By Anthony St. Clair on March 19, 2021 in Safe Driving
The day you get your trailer is exciting. You can haul things! You can hit the road! You can camp! However, that excitement may turn into anxiety. Now that you have a trailer, you have to figure out how to back the thing up.
Backing a trailer is harder than towing, but you can do it. With a little understanding and a lot of practice, backing your trailer may even bring the same zing of excitement you felt when you first got it.
The Basics of Backing
Ready to get started? These tips will help you learn to reverse your trailer.
- Understand how the trailer moves
A trailer moves the opposite of how you turn the wheel. Your trailer’s ball hitch eases how your trailer drives and turns, but it makes reversing tricky. Backing comes down to counter-intuitive steering: Turn left to make the trailer go right, and vice versa.
The shorter the trailer, the faster it responds (and the easier it is to overcorrect). Use smaller steering motions, such as quarter turns or smaller. Conversely, longer trailers respond more slowly to steering changes.
- Practice with a simulator
Airline pilots, big-rig drivers, and military operators practice on simulators before they use real vehicles. You can too. It may sound silly, but you can even use a toy 18-wheeler, with trailer and turning wheels, to see how a trailer responds. Or go virtual and practice with truck simulator apps. Practicing on toys or apps is risk-free, and it builds your confidence to tackle the real thing.
- Install a backup camera
Modern RVs sometimes include backup cameras, but odds are you’ll need to install an after-market model (though you may want a pro to set it up). Just as for backing your vehicle, a camera on the rear of your RV helps you see where your trailer goes and the effect your steering has. Your backup camera is also like a built-in guide or spotter, which is especially helpful if you drive solo.
- Set up your mirrors correctly
Your side-view mirrors can improve your awareness about where the trailer is headed and if there are hazards in your path. Essentially, your side-view mirrors show the sides and back angles of your trailer. From there you can deduce where the trailer is moving.
Adjust your mirrors to give you the best viewing angle of your camper and surroundings. Standard mirrors not cutting it? Add tow mirrors designed to help with visibility when towing and hauling.
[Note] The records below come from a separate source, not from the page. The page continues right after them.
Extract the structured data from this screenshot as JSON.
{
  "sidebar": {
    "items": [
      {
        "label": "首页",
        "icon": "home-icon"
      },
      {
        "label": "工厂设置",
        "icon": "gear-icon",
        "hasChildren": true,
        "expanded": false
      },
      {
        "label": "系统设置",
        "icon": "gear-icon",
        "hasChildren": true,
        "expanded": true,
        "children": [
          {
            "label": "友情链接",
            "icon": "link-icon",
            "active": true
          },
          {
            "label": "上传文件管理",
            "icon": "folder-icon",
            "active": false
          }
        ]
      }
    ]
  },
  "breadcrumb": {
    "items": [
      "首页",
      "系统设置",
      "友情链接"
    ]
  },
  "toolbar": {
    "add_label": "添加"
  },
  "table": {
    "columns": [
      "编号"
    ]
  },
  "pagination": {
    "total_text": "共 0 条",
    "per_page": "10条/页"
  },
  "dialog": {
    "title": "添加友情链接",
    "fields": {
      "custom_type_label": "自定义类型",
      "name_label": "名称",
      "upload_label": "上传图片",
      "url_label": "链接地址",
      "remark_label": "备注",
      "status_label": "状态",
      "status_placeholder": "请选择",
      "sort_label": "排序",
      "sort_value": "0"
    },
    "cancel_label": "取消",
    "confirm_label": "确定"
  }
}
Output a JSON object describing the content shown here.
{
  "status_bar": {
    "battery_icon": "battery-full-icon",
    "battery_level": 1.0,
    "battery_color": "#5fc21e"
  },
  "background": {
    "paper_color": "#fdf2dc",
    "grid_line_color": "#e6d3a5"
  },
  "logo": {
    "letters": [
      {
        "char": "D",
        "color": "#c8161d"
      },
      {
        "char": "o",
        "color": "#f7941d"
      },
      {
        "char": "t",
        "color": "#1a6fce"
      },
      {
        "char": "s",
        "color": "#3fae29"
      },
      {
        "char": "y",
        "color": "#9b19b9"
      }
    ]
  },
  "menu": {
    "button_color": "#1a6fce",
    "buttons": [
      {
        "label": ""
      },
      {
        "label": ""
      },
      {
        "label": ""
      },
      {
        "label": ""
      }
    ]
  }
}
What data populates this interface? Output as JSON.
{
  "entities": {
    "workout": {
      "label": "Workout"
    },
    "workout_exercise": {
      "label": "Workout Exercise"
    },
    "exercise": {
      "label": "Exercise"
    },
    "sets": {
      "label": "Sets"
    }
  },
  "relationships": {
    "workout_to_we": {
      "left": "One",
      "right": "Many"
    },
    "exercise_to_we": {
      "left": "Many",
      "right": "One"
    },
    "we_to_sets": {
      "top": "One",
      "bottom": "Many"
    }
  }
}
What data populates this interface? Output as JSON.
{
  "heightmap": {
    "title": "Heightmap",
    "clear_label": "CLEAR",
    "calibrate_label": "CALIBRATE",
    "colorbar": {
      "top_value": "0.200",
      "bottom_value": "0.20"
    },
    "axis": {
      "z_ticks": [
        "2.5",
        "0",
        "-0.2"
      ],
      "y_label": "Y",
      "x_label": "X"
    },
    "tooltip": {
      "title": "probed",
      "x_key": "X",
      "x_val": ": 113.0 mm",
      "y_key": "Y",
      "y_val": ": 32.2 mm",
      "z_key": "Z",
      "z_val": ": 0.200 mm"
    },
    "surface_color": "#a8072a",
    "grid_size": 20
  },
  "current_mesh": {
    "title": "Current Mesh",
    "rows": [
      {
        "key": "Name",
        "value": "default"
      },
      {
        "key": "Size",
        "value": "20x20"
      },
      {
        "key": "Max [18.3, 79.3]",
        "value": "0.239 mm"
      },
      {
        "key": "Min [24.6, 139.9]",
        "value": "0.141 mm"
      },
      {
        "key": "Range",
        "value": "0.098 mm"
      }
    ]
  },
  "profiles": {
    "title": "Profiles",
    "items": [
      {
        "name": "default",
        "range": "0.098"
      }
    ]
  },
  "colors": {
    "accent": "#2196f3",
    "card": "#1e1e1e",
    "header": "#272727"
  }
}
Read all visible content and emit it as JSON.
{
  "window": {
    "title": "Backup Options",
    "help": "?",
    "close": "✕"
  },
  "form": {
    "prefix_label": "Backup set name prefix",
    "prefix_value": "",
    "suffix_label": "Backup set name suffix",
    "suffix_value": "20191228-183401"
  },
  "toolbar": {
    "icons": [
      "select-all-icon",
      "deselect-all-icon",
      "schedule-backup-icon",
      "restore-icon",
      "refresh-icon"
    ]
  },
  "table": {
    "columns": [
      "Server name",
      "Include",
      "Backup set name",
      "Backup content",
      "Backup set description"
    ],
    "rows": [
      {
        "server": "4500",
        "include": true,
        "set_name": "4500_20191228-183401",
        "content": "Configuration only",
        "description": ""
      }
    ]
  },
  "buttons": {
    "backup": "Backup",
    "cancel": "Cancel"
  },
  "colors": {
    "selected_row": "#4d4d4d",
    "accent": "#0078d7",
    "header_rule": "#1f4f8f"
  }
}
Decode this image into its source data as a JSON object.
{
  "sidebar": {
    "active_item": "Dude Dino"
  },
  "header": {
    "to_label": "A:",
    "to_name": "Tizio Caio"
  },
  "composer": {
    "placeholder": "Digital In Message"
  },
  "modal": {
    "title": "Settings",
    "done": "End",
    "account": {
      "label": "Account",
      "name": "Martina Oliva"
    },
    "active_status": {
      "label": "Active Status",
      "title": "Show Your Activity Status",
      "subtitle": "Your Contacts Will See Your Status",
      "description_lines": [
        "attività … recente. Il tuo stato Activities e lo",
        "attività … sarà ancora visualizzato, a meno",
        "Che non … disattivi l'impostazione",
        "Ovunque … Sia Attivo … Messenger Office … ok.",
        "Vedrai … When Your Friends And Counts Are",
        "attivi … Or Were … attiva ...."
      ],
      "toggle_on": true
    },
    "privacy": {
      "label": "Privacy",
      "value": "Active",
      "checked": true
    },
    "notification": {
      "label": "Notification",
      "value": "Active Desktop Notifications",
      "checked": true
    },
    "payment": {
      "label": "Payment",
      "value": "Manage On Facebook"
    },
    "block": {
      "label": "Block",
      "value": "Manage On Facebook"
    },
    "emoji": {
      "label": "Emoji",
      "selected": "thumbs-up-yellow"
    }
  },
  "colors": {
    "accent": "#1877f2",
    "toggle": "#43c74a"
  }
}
- Place your hands at the bottom of the steering wheel
Remember that counter-intuitive steering you have to get the hang of? Luckily, a simple trick helps. Imagine the wheel as a clock face with your hands at the 10 o’clock and 2 o’clock positions, then shift to 8 o’clock and 4 o’clock instead.
Now your steering can align more with the trailer’s motions. To turn the trailer left, steer clockwise with your left hand. To turn the trailer right, steer counter clockwise with your right hand.
- Go slow and stay calm
Backing your trailer is not a race. If you’re running late, you’re hungry, or it’s getting dark, parking can feel urgent. But you’ll be less likely to make mistakes if you stay calm and take your time.
When in doubt, check it out. Put your vehicle in park, set the emergency brake, get out, and take a look. Start over as many times as it takes. Pull forward, plan your steering, and try again. Take your time. Keep your cool. Take a breather if you need to, and trust that you’ll get it done.
- Practice in an empty parking lot
Your first trip shouldn’t be your first time backing up. Before hitting the road, practice backing. Meanwhile, you’ll get to rehearse hitching, unhitching, and towing too.
Wherever you can find a big empty parking lot, use it to practice. Ask permission if needed. Bring traffic cones, or use features such as trees, lampposts, parking stripes, or hedges to work on sighting and direction.
- Learn to swoop into your camping spot
If you hear RVers mention “the swoop” or “the scoop,” they’re not talking about shoe logos or breaking news. They’re talking about an S-shaped turning maneuver that aligns your trailer for backing in. Here’s how to do it.
1. Drive toward your parking target at an acute angle.
2. When the front end of your vehicle nudges into the space, turn hard right or left.
3. Drive on until the trailer’s rear is a little past the space.
4. Shift into reverse, and steer clockwise or counter clockwise so the trailer angles into the space until it’s aligned correctly.
- Ask someone to be your lookout and help guide
It can be useful to have someone spot you. Agree on verbal cues and hand signals to communicate, discuss the specific help you need, and watch your spotter and your trailer as you slowly back in. Backing can be stressful, but consider your guide’s feelings too. If you forget, you can find T-shirts that say, “I’m sorry for what I said while we were trying to park the camper.”
Face the Challenge
Hitch up, find a parking lot, get your hands on the bottom of the steering wheel, and practice, practice, practice. Before you know it, you’ll be a trailer parking champion.